Prism is more than a specialist risk management tool-it can also be used to allow asset managers to establish a better understanding of how their investments are performing. By integrating front- and back-office data, managers can establish why a fund is performing in a certain way by correlating performance with the net flows of that investment. A hypothetical example of this is a strategy that is working well in the US, but is performing poorly in the UK.

Prism, an exception-based reporting tool, permits managers to access data quickly via a single screen, allowing them to move between geographies, asset classes, fund size and date range, while also being able to monitor fund performance, with dark green representing excellent performance and red denoting panic time.
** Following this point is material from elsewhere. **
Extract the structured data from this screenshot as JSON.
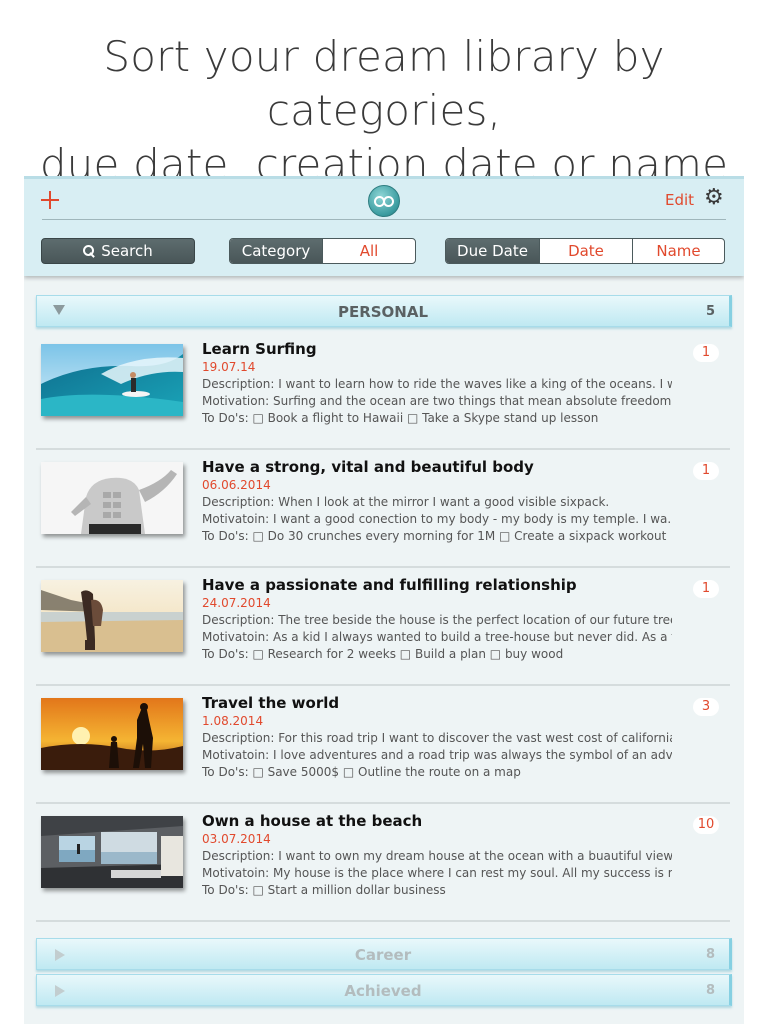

Iyer claims that through the use of visualization technology and eliminating redundancies and errors, firms can save 50 to 250 basis points in regained performance.

"You are getting back real alpha-this is not hypothetical alpha-if you have a streamlined investment operations platform," he says.

While the product is being geared toward CIOs and asset managers, Citi also feels that heat mapping can be an effective tool for sell-side traders, says Rajiv Ohri, director of investor services at Citi.

"Traders look at three, four, or five screens, but they are looking at one metric," he says. "They are making trading decisions based on that [metric] and the rest of it is just noise that they want to correlate as they are forming inferences. So in their mind trading is simple, even though they are absorbing a lot of information."

Celent's Valentine says traders have been slow to embrace visualization technology. From what she has found, they are still more interested in seeing data presented in graphs. But she also notes that the one thing that new visualization technology has going for it is that traders are always willing to tinker with new, interesting tools.

"While I don't see much interest from traders, that can change," she says. "Every year, someone comes out and they tweak it just a little bit or they maneuver something, so who knows?"

 

Work in progress

Citi plans to continue making incremental adjustments to Prism. Initially, it looked at performance and risk, as per clients' requests, while the next phase will include more compliance monitoring, post-trade transaction processing, and data reconciliation breaks for metrics and broker scorecards. The global transaction services group, a branch of Citi's institutional clients group (ICG), spent $1 billion on technology last year in the transaction services group alone, according to the firm. If that figure is accurate, it would appear that the money is available to ensure that these changes transpire.

Future developments will also allow clients to create their own view of information as regulations regarding derivatives and central counterparties come down the pike, Ohri says.